Wie bereits erwähnt, ist es vor allem bei hohen Kreditsummen sinnvoll, sich abzusichern. Da eine Restschuldversicherung in den meisten Fällen unnötig teuer ist, ist hiervon eher abzusehen. Glücklicherweise gibt es Alternativen, die Sie bzw. Ihre Familie ebenso gut schützen können:

  1. Risikolebensversicherung

Eine Risikolebensversicherung sichert die Familie im Todesfall ab. Meistens zahlt diese Art der Versicherung sogar weitaus höhere Beträge als eine Restschuldversicherung.

  1. Berufsunfähigkeitsversicherung

Eine Berufsunfähigkeitsversicherung kommt zum Einsatz, sollte der Versicherte plötzlich berufsunfähig werden. Bei dieser Versicherung muss jedoch individuell geprüft werden, ob die Versicherungsleistungen so hoch sind, dass sie auch die Kreditraten decken könnten.

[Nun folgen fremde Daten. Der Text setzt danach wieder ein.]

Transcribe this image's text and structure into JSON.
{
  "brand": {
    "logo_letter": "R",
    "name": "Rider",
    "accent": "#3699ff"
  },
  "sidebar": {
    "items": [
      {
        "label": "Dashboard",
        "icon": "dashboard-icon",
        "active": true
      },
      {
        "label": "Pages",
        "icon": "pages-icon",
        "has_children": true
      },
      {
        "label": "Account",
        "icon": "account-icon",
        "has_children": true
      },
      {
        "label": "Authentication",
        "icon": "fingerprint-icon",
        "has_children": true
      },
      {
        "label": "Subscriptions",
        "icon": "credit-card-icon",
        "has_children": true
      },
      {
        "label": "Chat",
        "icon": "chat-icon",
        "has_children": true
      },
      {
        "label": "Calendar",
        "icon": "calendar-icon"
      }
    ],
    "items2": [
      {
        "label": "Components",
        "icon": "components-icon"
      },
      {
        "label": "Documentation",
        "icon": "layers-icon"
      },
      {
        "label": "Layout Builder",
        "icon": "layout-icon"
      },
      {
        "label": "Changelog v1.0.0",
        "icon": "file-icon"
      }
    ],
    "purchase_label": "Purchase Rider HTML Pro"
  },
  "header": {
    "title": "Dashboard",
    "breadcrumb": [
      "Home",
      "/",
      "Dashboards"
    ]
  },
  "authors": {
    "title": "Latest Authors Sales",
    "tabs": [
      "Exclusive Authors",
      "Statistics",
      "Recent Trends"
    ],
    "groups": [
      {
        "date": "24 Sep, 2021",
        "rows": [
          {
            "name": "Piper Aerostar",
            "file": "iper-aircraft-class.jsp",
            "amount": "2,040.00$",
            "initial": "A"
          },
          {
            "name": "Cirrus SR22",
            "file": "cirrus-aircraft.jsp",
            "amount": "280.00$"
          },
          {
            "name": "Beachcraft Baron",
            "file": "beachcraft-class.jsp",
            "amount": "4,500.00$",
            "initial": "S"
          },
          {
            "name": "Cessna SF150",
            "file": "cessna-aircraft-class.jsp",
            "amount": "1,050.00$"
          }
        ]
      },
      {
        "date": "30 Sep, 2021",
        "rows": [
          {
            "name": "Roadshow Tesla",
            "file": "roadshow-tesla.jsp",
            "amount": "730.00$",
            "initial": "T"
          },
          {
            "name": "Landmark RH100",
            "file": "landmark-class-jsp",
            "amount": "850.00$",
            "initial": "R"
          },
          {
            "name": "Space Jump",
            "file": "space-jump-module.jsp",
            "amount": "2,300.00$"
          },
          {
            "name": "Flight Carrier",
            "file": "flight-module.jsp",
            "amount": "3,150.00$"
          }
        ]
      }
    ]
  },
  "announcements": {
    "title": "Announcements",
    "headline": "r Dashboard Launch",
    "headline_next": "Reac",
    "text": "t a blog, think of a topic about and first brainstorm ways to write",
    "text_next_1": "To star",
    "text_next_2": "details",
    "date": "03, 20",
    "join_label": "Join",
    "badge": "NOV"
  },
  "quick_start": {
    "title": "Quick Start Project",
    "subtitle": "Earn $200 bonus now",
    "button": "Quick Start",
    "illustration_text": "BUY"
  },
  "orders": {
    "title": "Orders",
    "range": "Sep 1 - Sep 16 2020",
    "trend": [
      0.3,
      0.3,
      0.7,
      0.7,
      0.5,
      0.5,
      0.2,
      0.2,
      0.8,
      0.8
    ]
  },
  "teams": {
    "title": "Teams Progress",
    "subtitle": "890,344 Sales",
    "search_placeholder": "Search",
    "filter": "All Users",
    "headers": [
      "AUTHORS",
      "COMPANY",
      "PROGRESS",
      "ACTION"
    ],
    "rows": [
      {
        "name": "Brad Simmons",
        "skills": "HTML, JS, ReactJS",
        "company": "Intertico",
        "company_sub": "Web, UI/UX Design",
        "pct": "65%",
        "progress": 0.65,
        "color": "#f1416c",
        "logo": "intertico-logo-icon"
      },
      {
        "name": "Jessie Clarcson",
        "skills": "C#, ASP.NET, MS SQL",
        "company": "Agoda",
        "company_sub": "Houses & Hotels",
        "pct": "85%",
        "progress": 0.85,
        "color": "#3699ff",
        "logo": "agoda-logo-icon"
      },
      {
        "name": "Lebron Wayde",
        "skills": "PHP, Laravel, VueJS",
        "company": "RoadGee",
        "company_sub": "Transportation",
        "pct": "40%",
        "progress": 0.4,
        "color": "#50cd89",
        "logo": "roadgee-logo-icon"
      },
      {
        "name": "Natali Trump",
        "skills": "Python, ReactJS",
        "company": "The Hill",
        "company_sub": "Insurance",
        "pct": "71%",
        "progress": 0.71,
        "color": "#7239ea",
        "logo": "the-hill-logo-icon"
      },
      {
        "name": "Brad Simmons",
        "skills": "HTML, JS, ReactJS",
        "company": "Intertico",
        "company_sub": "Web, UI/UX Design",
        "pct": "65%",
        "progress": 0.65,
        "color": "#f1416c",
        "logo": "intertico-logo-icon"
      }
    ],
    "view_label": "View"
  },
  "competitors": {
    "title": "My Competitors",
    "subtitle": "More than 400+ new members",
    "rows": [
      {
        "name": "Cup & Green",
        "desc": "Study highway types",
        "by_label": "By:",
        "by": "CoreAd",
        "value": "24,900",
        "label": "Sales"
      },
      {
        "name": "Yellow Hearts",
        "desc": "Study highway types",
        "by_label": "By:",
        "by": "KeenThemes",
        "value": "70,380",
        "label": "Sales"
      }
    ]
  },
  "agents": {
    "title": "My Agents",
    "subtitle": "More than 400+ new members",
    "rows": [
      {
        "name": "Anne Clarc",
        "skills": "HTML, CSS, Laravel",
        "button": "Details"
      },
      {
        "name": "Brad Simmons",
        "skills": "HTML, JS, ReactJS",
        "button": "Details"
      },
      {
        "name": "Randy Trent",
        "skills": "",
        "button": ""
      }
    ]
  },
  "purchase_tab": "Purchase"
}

  1. Sicherheiten für die Bank

Wenn Sie sich gegen eine Restschuldversicherung entschieden haben, können Sie überlegen, der Bank bestimmte Sicherheiten vorzulegen. Das könnten beispielsweise ein PKW, eine Hypothek, eine Bürgschaft oder eine Lebensversicherung sein. Hierbei muss geprüft werden, ob die Bank solche Optionen überhaupt anbietet.

Restschuldversicherung kündigen

In einigen Fällen schließen Kreditnehmer, obwohl sie bereits über eine Risikolebensversicherung verfügen, eine Restschuldversicherung ab, da sie fälschlicherweise davon ausgehen, dass die Versicherung eine Voraussetzung zur Kreditaufnahme darstellt. Wenn Sie bereits über eine Unfall- oder Berufsunfähigkeitsversicherung verfügen, sollten Sie dringend den bereits vorhandenen Versicherungsschutz prüfen, bevor Sie eine Restschuldversicherung abschließen. So umgehen Sie unnötige Zahlungen für dieselben Leistungen. Sollte es zu dennoch zu einer Doppelung des Versicherungsschutzes gekommen sein, haben Sie folgende Möglichkeiten:

  1. Sonderkündigungsrecht:

Mit der Tilgung des Kredits können Sie auch die Restkreditversicherung kündigen. Um sich vor unnötigen finanziellen Belastungen zu schützen, besteht die Möglichkeit, den Kredit z.B. durch Umschuldung vorzeitig zu tilgen. Unter Berufung auf das Recht zur Beendigung des Vertrags können Sie anteilig für den Rest der Laufzeit die Versicherungsprämie zurückverlangen.

  1. Ordentliche Kündigung:

Die Versicherung zu einem bestehenden Kreditvertrag kann dann ordentlich gekündigt werden, wenn der Versicherungsvertrag diese Möglichkeit vorsieht. Die vorzeitige Kündigung ist abhängig von Ihrem individuellen Vertrag. Ist das Kündigungsrecht gegeben, haben Sie Anspruch auf eine Erstattung des nichtverbrauchten Risikoanteils. Die Abschlussprovision können Sie jedoch nicht einfordern.

  1. Widerruf:

In den meisten Fällen kann die Restschuldversicherung bis zu 30 Tage nach Abschluss der Versicherung unter Berufung auf das Widerrufsrecht gekündigt werden.

Beim Abschluss der Versicherung sollten Sie darauf achten, dass Sie als Versicherungsnehmer und nicht als versicherte Person in den Vertrag aufgenommen werden. Nur so können Sie den Vertrag ordentlich kündigen.

Kreditversicherung: Vergleich

Als Kreditnehmer sollten Sie stets das Verhältnis von Kreditsumme und -laufzeit, Versicherungsleistung und der individuellen Situation im Auge behalten, um über den jeweiligen Sinn der Kreditausfallversicherung entscheiden zu können. Generell ist es ratsam, den bereits bestehenden Versicherungsschutz zu prüfen und vor einem Versicherungsabschluss unterschiedliche Versicherer hinsichtlich der Konditionen miteinander zu vergleichen. Auf diese Weise können teure Beitragszahlungen umgangen werden.